Umpithamu is (or was) one of the five languages ​​spoken by the Lama Lama people in the Cape York area of ​​northeastern Australia.

Although some members of that ethnic group can still understand the language, including the children of the last two deceased speakers, two sisters, it is no longer used in daily conversation,

The Guardian reports.

"They knew this was important," said the researcher, who lived with the two sisters, whom he ended up calling 'amitha' ("mother" in his language).

"The two sisters spoke it to each other all the time and also to their children, who responded to them in English."

For the researcher, who works for the KU Leuven University in Leuven (Belgium), several factors were conspired in the disappearance of the language.

Among them, a government policy that discouraged use: of some 250 Australian Aboriginal languages, only a dozen are still in use today.

In the 1960s, the Lama Lama were expelled from their lands and forced to live on reservations.

Little by little, following new policies of the Australian Government, they managed to return little by little to their area of ​​origin.

From their culture, the dictionary will now remain.

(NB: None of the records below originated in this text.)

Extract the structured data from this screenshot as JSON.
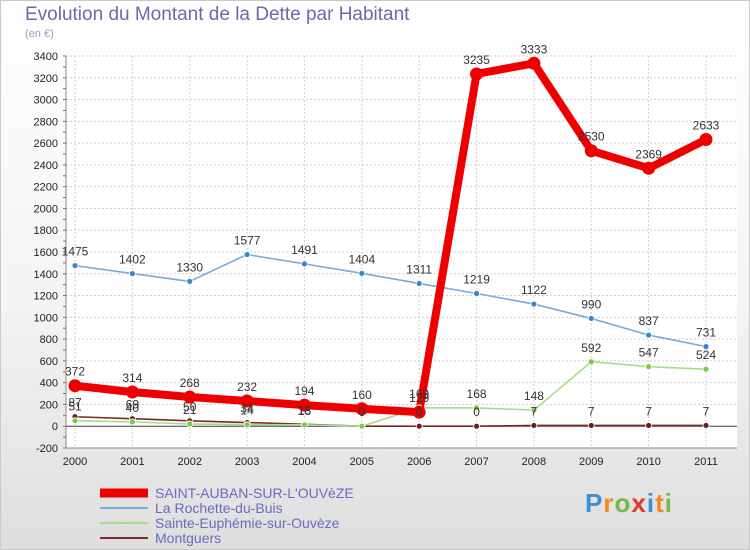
{
  "title": "Evolution du Montant de la Dette par Habitant",
  "unit_label": "(en €)",
  "logo": {
    "text": "Proxiti",
    "letter_colors": [
      "#3a8fd6",
      "#f08a1c",
      "#78b844",
      "#e23a2a",
      "#3a8fd6",
      "#f08a1c",
      "#78b844"
    ]
  },
  "chart_data": {
    "type": "line",
    "title": "Evolution du Montant de la Dette par Habitant",
    "ylabel": "(en €)",
    "xlabel": "",
    "categories": [
      "2000",
      "2001",
      "2002",
      "2003",
      "2004",
      "2005",
      "2006",
      "2007",
      "2008",
      "2009",
      "2010",
      "2011"
    ],
    "ylim": [
      -200,
      3400
    ],
    "yticks": [
      -200,
      0,
      200,
      400,
      600,
      800,
      1000,
      1200,
      1400,
      1600,
      1800,
      2000,
      2200,
      2400,
      2600,
      2800,
      3000,
      3200,
      3400
    ],
    "grid": true,
    "legend_position": "bottom-left",
    "series": [
      {
        "name": "SAINT-AUBAN-SUR-L'OUVèZE",
        "color": "#ee0000",
        "point_color": "#ee0000",
        "width": 8,
        "values": [
          372,
          314,
          268,
          232,
          194,
          160,
          129,
          3235,
          3333,
          2530,
          2369,
          2633
        ],
        "labels": [
          "372",
          "314",
          "268",
          "232",
          "194",
          "160",
          "129",
          "3235",
          "3333",
          "2530",
          "2369",
          "2633"
        ]
      },
      {
        "name": "La Rochette-du-Buis",
        "color": "#7aaad8",
        "point_color": "#3a85cf",
        "width": 1.6,
        "values": [
          1475,
          1402,
          1330,
          1577,
          1491,
          1404,
          1311,
          1219,
          1122,
          990,
          837,
          731
        ],
        "labels": [
          "1475",
          "1402",
          "1330",
          "1577",
          "1491",
          "1404",
          "1311",
          "1219",
          "1122",
          "990",
          "837",
          "731"
        ]
      },
      {
        "name": "Sainte-Euphémie-sur-Ouvèze",
        "color": "#a6dd8a",
        "point_color": "#7acc44",
        "width": 1.6,
        "values": [
          51,
          40,
          21,
          14,
          13,
          0,
          169,
          168,
          148,
          592,
          547,
          524
        ],
        "labels": [
          "51",
          "40",
          "21",
          "14",
          "13",
          "0",
          "169",
          "168",
          "148",
          "592",
          "547",
          "524"
        ]
      },
      {
        "name": "Montguers",
        "color": "#7a2a2a",
        "point_color": "#6a1f1f",
        "width": 1.6,
        "values": [
          87,
          69,
          50,
          34,
          18,
          0,
          0,
          0,
          7,
          7,
          7,
          7
        ],
        "labels": [
          "87",
          "69",
          "50",
          "34",
          "18",
          "0",
          "0",
          "0",
          "7",
          "7",
          "7",
          "7"
        ]
      }
    ]
  }
}
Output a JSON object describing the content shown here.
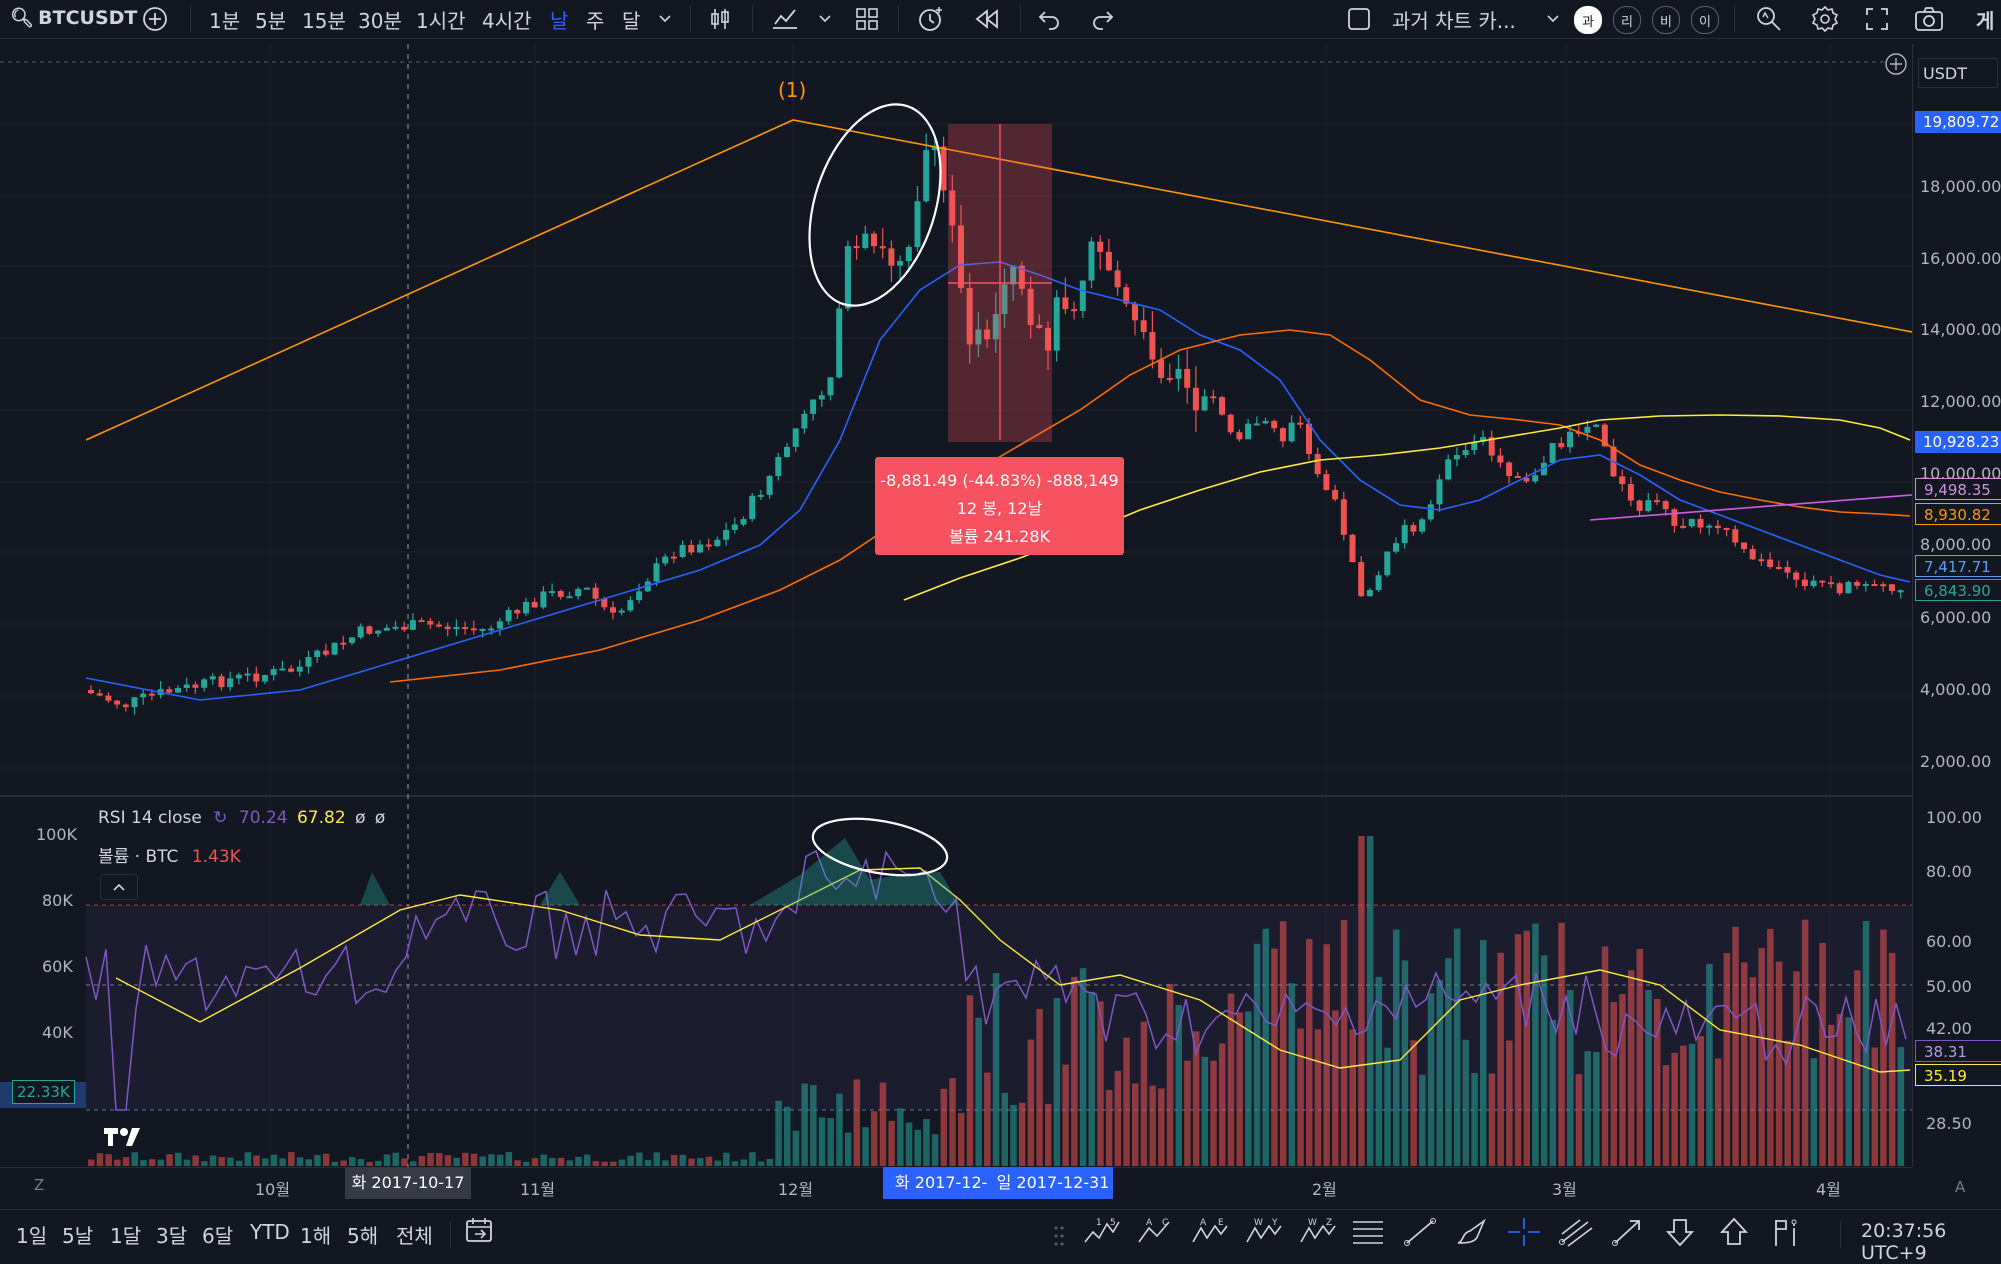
{
  "toolbar": {
    "symbol": "BTCUSDT",
    "intervals": [
      "1분",
      "5분",
      "15분",
      "30분",
      "1시간",
      "4시간",
      "날",
      "주",
      "달"
    ],
    "active_interval": "날",
    "replay_label": "과거 차트 카...",
    "scale_buttons": [
      "과",
      "리",
      "비",
      "이"
    ],
    "accent": "#2962ff"
  },
  "scale": {
    "currency": "USDT",
    "price_ticks": [
      "18,000.00",
      "16,000.00",
      "14,000.00",
      "12,000.00",
      "10,000.00",
      "8,000.00",
      "6,000.00",
      "4,000.00",
      "2,000.00"
    ],
    "rsi_ticks": [
      "100.00",
      "80.00",
      "60.00",
      "50.00",
      "42.00",
      "28.50"
    ],
    "volume_ticks": [
      "100K",
      "80K",
      "60K",
      "40K"
    ],
    "tags": [
      {
        "text": "19,809.72",
        "bg": "#2962ff",
        "fg": "#ffffff"
      },
      {
        "text": "10,928.23",
        "bg": "#2962ff",
        "fg": "#ffffff"
      },
      {
        "text": "9,498.35",
        "bg": "#131722",
        "fg": "#ce93d8",
        "border": "#ce93d8"
      },
      {
        "text": "8,930.82",
        "bg": "#131722",
        "fg": "#ff9800",
        "border": "#ff9800"
      },
      {
        "text": "7,417.71",
        "bg": "#131722",
        "fg": "#5b9cf6",
        "border": "#5b9cf6"
      },
      {
        "text": "6,843.90",
        "bg": "#131722",
        "fg": "#26a69a",
        "border": "#26a69a"
      },
      {
        "text": "38.31",
        "bg": "#131722",
        "fg": "#b39ddb",
        "border": "#7e57c2"
      },
      {
        "text": "35.19",
        "bg": "#131722",
        "fg": "#ffeb3b",
        "border": "#ffeb3b"
      }
    ],
    "crosshair_volume_tag": "22.33K"
  },
  "chart": {
    "wave_label": "(1)",
    "measure": {
      "line1": "-8,881.49 (-44.83%) -888,149",
      "line2": "12 봉, 12날",
      "line3": "볼륨 241.28K"
    },
    "colors": {
      "up": "#26a69a",
      "down": "#ef5350",
      "ema_fast": "#2962ff",
      "ema_slow": "#ff6d00",
      "sma_yellow": "#ffeb3b",
      "trend_orange": "#ff9800",
      "purple_line": "#d05ce3",
      "measure_bg": "#f7525f"
    }
  },
  "indicators": {
    "rsi": {
      "label": "RSI 14 close",
      "value1": "70.24",
      "value2": "67.82",
      "extra1": "ø",
      "extra2": "ø"
    },
    "volume": {
      "label": "볼륨 · BTC",
      "value": "1.43K"
    }
  },
  "time_axis": {
    "labels": [
      "10월",
      "11월",
      "12월",
      "2월",
      "3월",
      "4월"
    ],
    "crosshair_date": "화 2017-10-17",
    "range_start": "화 2017-12-",
    "range_end": "일 2017-12-31"
  },
  "bottom": {
    "ranges": [
      "1일",
      "5날",
      "1달",
      "3달",
      "6달",
      "YTD",
      "1해",
      "5해",
      "전체"
    ],
    "clock": "20:37:56 UTC+9",
    "z_label": "Z",
    "a_label": "A"
  }
}
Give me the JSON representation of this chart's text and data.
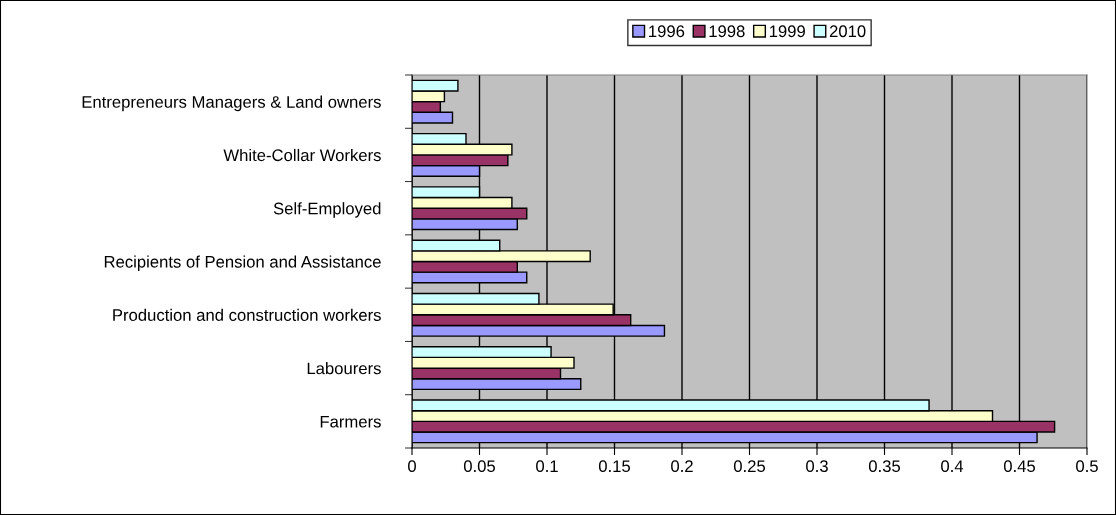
{
  "chart_data": {
    "type": "bar",
    "orientation": "horizontal",
    "categories": [
      "Entrepreneurs Managers & Land owners",
      "White-Collar Workers",
      "Self-Employed",
      "Recipients of Pension and Assistance",
      "Production and construction workers",
      "Labourers",
      "Farmers"
    ],
    "series": [
      {
        "name": "1996",
        "color": "#9999ff",
        "values": [
          0.03,
          0.05,
          0.078,
          0.085,
          0.187,
          0.125,
          0.463
        ]
      },
      {
        "name": "1998",
        "color": "#993366",
        "values": [
          0.021,
          0.071,
          0.085,
          0.078,
          0.162,
          0.11,
          0.476
        ]
      },
      {
        "name": "1999",
        "color": "#ffffcc",
        "values": [
          0.024,
          0.074,
          0.074,
          0.132,
          0.149,
          0.12,
          0.43
        ]
      },
      {
        "name": "2010",
        "color": "#ccffff",
        "values": [
          0.034,
          0.04,
          0.05,
          0.065,
          0.094,
          0.103,
          0.383
        ]
      }
    ],
    "xlim": [
      0,
      0.5
    ],
    "xticks": [
      0,
      0.05,
      0.1,
      0.15,
      0.2,
      0.25,
      0.3,
      0.35,
      0.4,
      0.45,
      0.5
    ],
    "grid": "x",
    "legend": "top"
  }
}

"It is a form of inheritance," says Verstraete.

"There are 600 copies for the [lama lama] community. It is a way of transmitting their language to their descendants," he says.

A niece of the sisters, Elaine Liddy, who works as a cultural agent, says she was moved by the publication of the dictionary.

"Neither I, nor my relatives, nor the younger generations have been taught the language. Our language is English."